Он шел, слегка покачиваясь из стороны в сторону, как от сильного горя. Голая грудь его с красными полосами от ногтей, как если бы Ришар хотел выцарапать оттуда сердце и теперь принести его Господу, демонстрировала всему миру большой сверкающий нательный крест. Ришар шел медленно, пьяно раскачиваясь, но серые анжуйские глаза его были трезвы и совершенно безумны. Такая тоска, помещенная колдовским способом в золотой сосуд, расплавила бы металл за пару мгновений.
Из груди Ришара вырывался…То ли хрип, то ли стоны больного, то ли львиное рычание. Рычание раненого льва. Король опять не смог победить дьявола, в очередной раз заложил ему свою душу. Горе рыцарю, что сам растоптал свою честь. Накажите его, накажите страшно, я его ненавижу, больше всех ненавижу проклятого грешника.

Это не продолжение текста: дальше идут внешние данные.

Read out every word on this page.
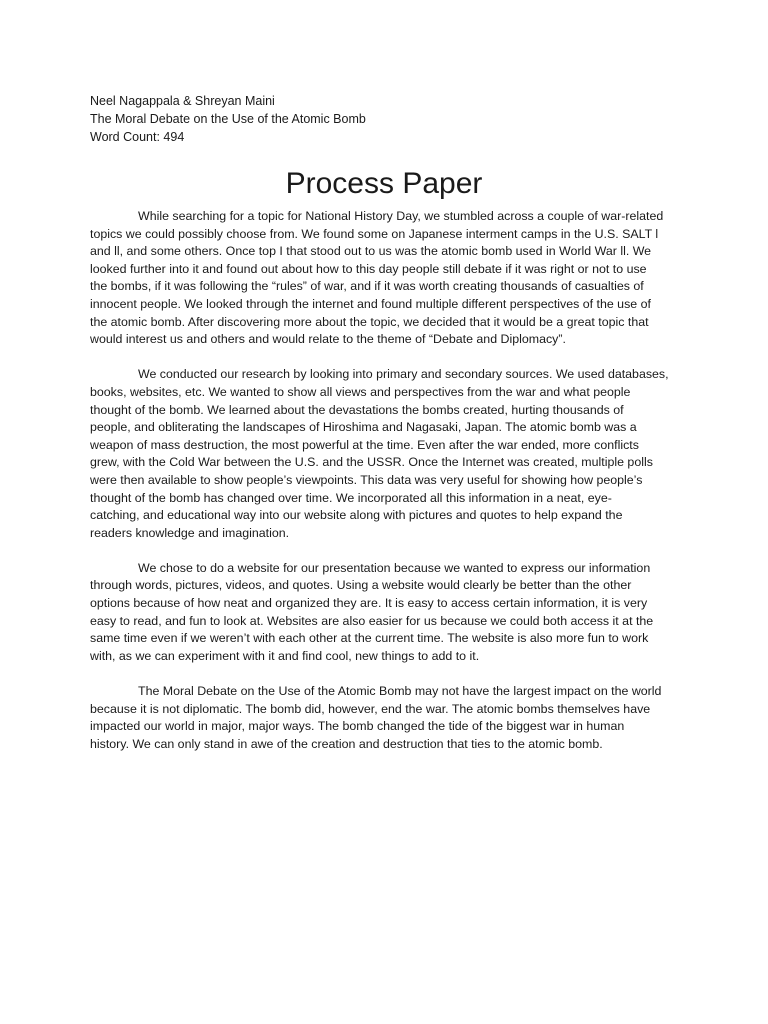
Neel Nagappala & Shreyan Maini
The Moral Debate on the Use of the Atomic Bomb
Word Count: 494
Process Paper
While searching for a topic for National History Day, we stumbled across a couple of war-related
topics we could possibly choose from. We found some on Japanese interment camps in the U.S. SALT l
and ll, and some others. Once top I that stood out to us was the atomic bomb used in World War ll. We
looked further into it and found out about how to this day people still debate if it was right or not to use
the bombs, if it was following the “rules” of war, and if it was worth creating thousands of casualties of
innocent people. We looked through the internet and found multiple different perspectives of the use of
the atomic bomb. After discovering more about the topic, we decided that it would be a great topic that
would interest us and others and would relate to the theme of “Debate and Diplomacy”.
We conducted our research by looking into primary and secondary sources. We used databases,
books, websites, etc. We wanted to show all views and perspectives from the war and what people
thought of the bomb. We learned about the devastations the bombs created, hurting thousands of
people, and obliterating the landscapes of Hiroshima and Nagasaki, Japan. The atomic bomb was a
weapon of mass destruction, the most powerful at the time. Even after the war ended, more conflicts
grew, with the Cold War between the U.S. and the USSR. Once the Internet was created, multiple polls
were then available to show people’s viewpoints. This data was very useful for showing how people’s
thought of the bomb has changed over time. We incorporated all this information in a neat, eye-
catching, and educational way into our website along with pictures and quotes to help expand the
readers knowledge and imagination.
We chose to do a website for our presentation because we wanted to express our information
through words, pictures, videos, and quotes. Using a website would clearly be better than the other
options because of how neat and organized they are. It is easy to access certain information, it is very
easy to read, and fun to look at. Websites are also easier for us because we could both access it at the
same time even if we weren’t with each other at the current time. The website is also more fun to work
with, as we can experiment with it and find cool, new things to add to it.
The Moral Debate on the Use of the Atomic Bomb may not have the largest impact on the world
because it is not diplomatic. The bomb did, however, end the war. The atomic bombs themselves have
impacted our world in major, major ways. The bomb changed the tide of the biggest war in human
history. We can only stand in awe of the creation and destruction that ties to the atomic bomb.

Дойдя до кафедры священника — с лицом страшным и жалким, и жаждущим, как у пересохшего изнутри бедуина, доползшего наконец до оазиса, Ришар рухнул на колени. С тяжелым стоном, вцепившись себе самому в волосы и выдирая их целыми клочьями — бросая клочки рыжего огня на ветер — Ришар смотрел на дарохранительницу, высокую и золотую, сделанную в виде сияющего солнца на длинной ножке. Она стояла на алтаре, и в ней содержалась тайна, которой не познать таким, как ты, Ришар, отверженным, прОклятым грешникам.
Наконец, совладав с собой на краткий миг, Ришар полез вверх, на кафедру. Священник, прижимая святое Писание к груди, отшатнулся, отошел на несколько шагов. Но Ришар твердо знал, чего хотел — он не к священнику полз теперь на коленях, испуская стоны и раздирая руками ворот рубахи. Только ткнувшись головой в подножие переносного алтаря, он заплакал в голос, немеряно пугая и дивя двух юных министрантов, жавшихся друг к другу неподалеку.
Священник уже совладал с собой; в конце концов, он сослужил тогда в Мессине, где разыгралась пару месяцев назад примерно такая же сцена. Что ж поделать, если желание страшно грешить и страшно каяться у короля Ришара в крови: когда-то и один из его предков, Фульк Анжуйский по прозвищу Черный, так выл и бился в часовне Гроба Господня, а двое здоровенных слуг по его собственному приказу бичевали своего графа, вразнобой выкрикивая зычно, пугая непривычных к такому делу сарацин: «Господи, прими негодяя Фулька, который Тебя предал и отрекся от Тебя! Взгляни, благий Иисусе, на покаяние его души!»
А еще один Ришаров предок по бабке, захватчик престола Вильям Рыжий, был содомитом…
— Зачем вы так врываетесь, сын мой, в дом Господень, будто одержимы бесом? — сурово вопросил епископ. Ришар, поворачивая к святому отцу растрепанную голову, ответил прегорестным стоном.
— Я и есть одержимый, святой отец! Грешен я, отвержен Господом, спасите мою душу!
— И чем же согрешили, сыне? — еще суровей выговорил Юбер-Готье, хотя правда о Ришаре была написана у него на лице. По толпе прихожан уже пополз тихий ропот, и епископ бросил в толпу уничтожающий взгляд: тише там, грязные сплетники!..
Король английский, страшный в своем порыве, уже рвал с плеч белую рубашку, тонкое полотно, не у всякого рыцаря есть такая… Его широченная обнаженная спина, с бесстыдством крайнего благочестия явленная для бичевания, вся перекатывалась буграми львиных мышц.
— Грех содомский, святой отец! Peccatum Sodomitarum! Бес попутал! Именем Господа заклинаю… Епитимью мне… Плетей… Изгоните из меня этого беса!
Не всякому выпадает редкая удача — видеть королевское покаяние. Несмотря на то, что зрелище страшное, что сеньор безумствует, и его перегревшийся на солнце разум непонятно, что в следующий момент удумает — люди, однако же, валили поближе, напирали на деревянную кафедру, трещавшую со всех сторон. Кто-то посадил на плечи мальчика, наверное, сына, чтобы тот лучше видел и навсегда запомнил, как Господь карает грешника, будь он хоть сам король… И совсем затолкали смирно стоявшего с глазами расширенными, как у чахоточного, светловолосого юношу, не проявлявшего повышенного интереса. Гийом просто стоял так до самого конца действа, слушая неистовые крики Ришара — «Помилуй, Господи!» — под каждым ударом, а потом клятву, выкрикнутую с тою же самой, что и сегодня ночью, огненной страстью — только теперь Ришар осязал жадной, невольно сжимающейся в горсть рукой не худые плечи любовника, но золотой солнцевидный ларец со Святыми Дарами, клянясь на них в любви, в повиновении, в вечном воздержании.